Writing this much during the month of November, or any time really, feels nigh impossible for me. I used to say with sincerity that I can't write fiction to save my life, and now here I am writing fiction. Some people might scratch their heads upon hearing that. Aren't I a professional writer? Haven't I been, you know, writing, for nearly my entire life? What's the big deal with fiction? Isn't it all the same? In brief, no.

Yep, I'm writing one of these. Photo by Mahendra Kumar on Unsplash
As a journalist, I write about the world around me. I summarize and synthesize information already available. I don't create anything, I merely convey information.

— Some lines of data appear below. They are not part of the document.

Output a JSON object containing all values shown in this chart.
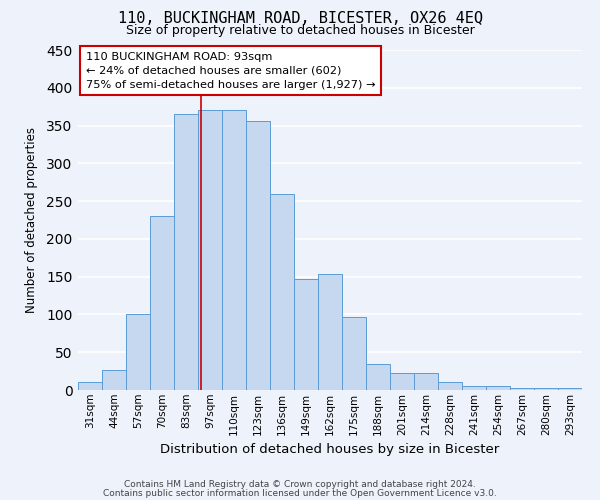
{
  "title": "110, BUCKINGHAM ROAD, BICESTER, OX26 4EQ",
  "subtitle": "Size of property relative to detached houses in Bicester",
  "xlabel": "Distribution of detached houses by size in Bicester",
  "ylabel": "Number of detached properties",
  "bar_labels": [
    "31sqm",
    "44sqm",
    "57sqm",
    "70sqm",
    "83sqm",
    "97sqm",
    "110sqm",
    "123sqm",
    "136sqm",
    "149sqm",
    "162sqm",
    "175sqm",
    "188sqm",
    "201sqm",
    "214sqm",
    "228sqm",
    "241sqm",
    "254sqm",
    "267sqm",
    "280sqm",
    "293sqm"
  ],
  "bar_values": [
    10,
    26,
    101,
    230,
    365,
    371,
    371,
    356,
    260,
    147,
    153,
    97,
    34,
    22,
    22,
    11,
    5,
    5,
    2,
    2,
    2
  ],
  "bar_color": "#c5d8f0",
  "bar_edge_color": "#5b9bd5",
  "ylim": [
    0,
    450
  ],
  "yticks": [
    0,
    50,
    100,
    150,
    200,
    250,
    300,
    350,
    400,
    450
  ],
  "vline_x_index": 4.62,
  "annotation_line1": "110 BUCKINGHAM ROAD: 93sqm",
  "annotation_line2": "← 24% of detached houses are smaller (602)",
  "annotation_line3": "75% of semi-detached houses are larger (1,927) →",
  "footer1": "Contains HM Land Registry data © Crown copyright and database right 2024.",
  "footer2": "Contains public sector information licensed under the Open Government Licence v3.0.",
  "bg_color": "#eef2fa",
  "grid_color": "#ffffff",
  "vline_color": "#cc0000"
}
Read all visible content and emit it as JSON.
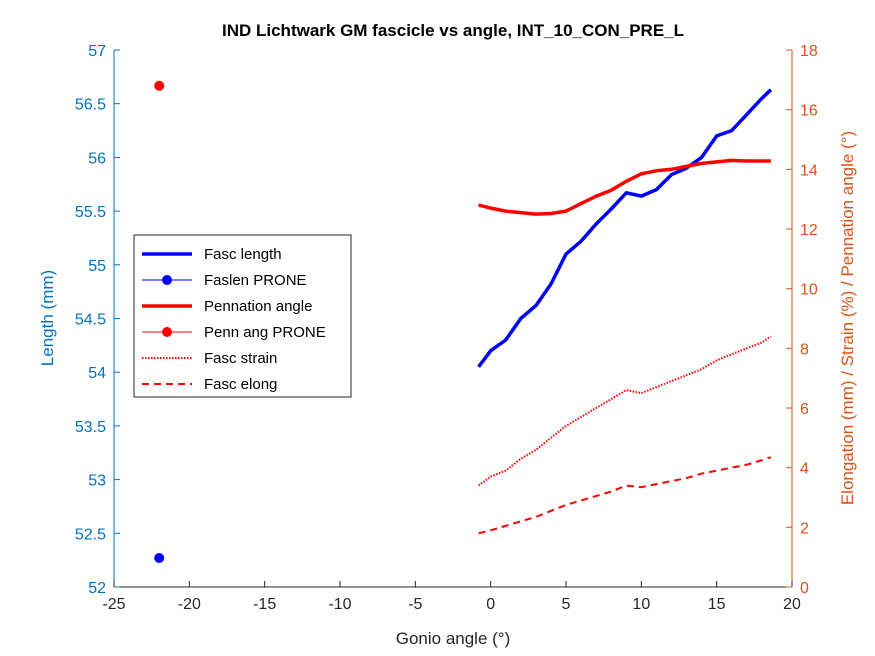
{
  "chart_data": {
    "type": "line",
    "title": "IND Lichtwark GM fascicle vs angle, INT_10_CON_PRE_L",
    "xlabel": "Gonio angle (°)",
    "ylabel_left": "Length (mm)",
    "ylabel_right": "Elongation (mm) / Strain (%) / Pennation angle (°)",
    "xlim": [
      -25,
      20
    ],
    "ylim_left": [
      52,
      57
    ],
    "ylim_right": [
      0,
      18
    ],
    "x_ticks": [
      "-25",
      "-20",
      "-15",
      "-10",
      "-5",
      "0",
      "5",
      "10",
      "15",
      "20"
    ],
    "y_left_ticks": [
      "52",
      "52.5",
      "53",
      "53.5",
      "54",
      "54.5",
      "55",
      "55.5",
      "56",
      "56.5",
      "57"
    ],
    "y_right_ticks": [
      "0",
      "2",
      "4",
      "6",
      "8",
      "10",
      "12",
      "14",
      "16",
      "18"
    ],
    "grid": false,
    "legend_position": "middle-left",
    "colors": {
      "left_axis": "#0072BD",
      "right_axis": "#D95319",
      "blue": "#0000FF",
      "red": "#FF0000"
    },
    "series": [
      {
        "name": "Fasc length",
        "axis": "left",
        "style": "solid-thick",
        "color": "#0000FF",
        "x": [
          -0.8,
          0,
          1,
          2,
          3,
          4,
          5,
          6,
          7,
          8,
          9,
          10,
          11,
          12,
          13,
          14,
          15,
          16,
          17,
          18,
          18.6
        ],
        "y": [
          54.05,
          54.2,
          54.3,
          54.5,
          54.62,
          54.82,
          55.1,
          55.22,
          55.38,
          55.52,
          55.67,
          55.64,
          55.7,
          55.84,
          55.9,
          56.0,
          56.2,
          56.25,
          56.4,
          56.55,
          56.63
        ]
      },
      {
        "name": "Faslen PRONE",
        "axis": "left",
        "style": "marker",
        "color": "#0000FF",
        "x": [
          -22
        ],
        "y": [
          52.27
        ]
      },
      {
        "name": "Pennation angle",
        "axis": "right",
        "style": "solid-thick",
        "color": "#FF0000",
        "x": [
          -0.8,
          0,
          1,
          2,
          3,
          4,
          5,
          6,
          7,
          8,
          9,
          10,
          11,
          12,
          13,
          14,
          15,
          16,
          17,
          18,
          18.6
        ],
        "y": [
          12.8,
          12.7,
          12.6,
          12.55,
          12.5,
          12.52,
          12.6,
          12.85,
          13.1,
          13.3,
          13.6,
          13.85,
          13.95,
          14.0,
          14.1,
          14.2,
          14.25,
          14.3,
          14.28,
          14.28,
          14.28
        ]
      },
      {
        "name": "Penn ang PRONE",
        "axis": "right",
        "style": "marker",
        "color": "#FF0000",
        "x": [
          -22
        ],
        "y": [
          16.8
        ]
      },
      {
        "name": "Fasc strain",
        "axis": "right",
        "style": "dotted",
        "color": "#FF0000",
        "x": [
          -0.8,
          0,
          1,
          2,
          3,
          4,
          5,
          6,
          7,
          8,
          9,
          10,
          11,
          12,
          13,
          14,
          15,
          16,
          17,
          18,
          18.6
        ],
        "y": [
          3.4,
          3.7,
          3.9,
          4.3,
          4.6,
          5.0,
          5.4,
          5.7,
          6.0,
          6.3,
          6.6,
          6.5,
          6.7,
          6.9,
          7.1,
          7.3,
          7.6,
          7.8,
          8.0,
          8.2,
          8.4
        ]
      },
      {
        "name": "Fasc elong",
        "axis": "right",
        "style": "dashed",
        "color": "#FF0000",
        "x": [
          -0.8,
          0,
          1,
          2,
          3,
          4,
          5,
          6,
          7,
          8,
          9,
          10,
          11,
          12,
          13,
          14,
          15,
          16,
          17,
          18,
          18.6
        ],
        "y": [
          1.8,
          1.9,
          2.05,
          2.2,
          2.35,
          2.55,
          2.75,
          2.9,
          3.05,
          3.2,
          3.4,
          3.35,
          3.45,
          3.55,
          3.65,
          3.8,
          3.9,
          4.0,
          4.1,
          4.25,
          4.35
        ]
      }
    ]
  }
}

Writing fiction is the complete opposite. The novelist must create an entire world and have it make sense. Even fantasy and science fiction conforms to certain rules manufactured by the author. Characters have to seem like real people with real emotions and motivations, otherwise we deem them “flat.” As someone who has spent decades reporting on real people and real events to suddenly switch gears and report on imaginary people and imaginary events is no easy task. And yet, here I am, doing the thing I think I can't.

This post isn't altogether profound because, well, I've already been writing for two hours every day outside of my writing job, but there's something important for me here about mentioning we're capable of more than we think. We place limits on ourselves and what we presume we can accomplish, but maybe that's inaccurate. When I hear about incredible things other people do my first reaction is usually, “I could never do that.” But could I?

My spiritual teacher says something to the effect of exhaust all of your own strength and energy and then if you're supposed to continue, the universe will give you more strength and energy. That's not a recipe for burnout, by the way. It's not an invitation to run ourselves ragged. Rather, it's the acknowledgment that if you're lost, wounded, and starving in the woods, for instance, if you're meant to live, somehow you'll find the reserves to crawl 200 miles on your hands and knees to civilization. That's not an exaggeration, by the way. It's the true story of Hugh Glass, who Leonardo DiCaprio depicted in the movie The Revenant.

What I'm saying here is we are all capable of more than we think. Will I be able to write a total of 50,000 words by the end of this month? I'm not sure, but I'm working toward that every day. I'm tackling something seemingly impossible for me and doing the thing I think I can't. And even if I fail, this process is stretching me in ways I never anticipated and that in and of itself is valuable.

I dream of a world where we do the things we think we can't. A world where we realize we are stronger, smarter, and more capable than we are aware. A world where we realize if something is meant to be, the universe will lend us a hand.

Another world is not only possible, it's probable.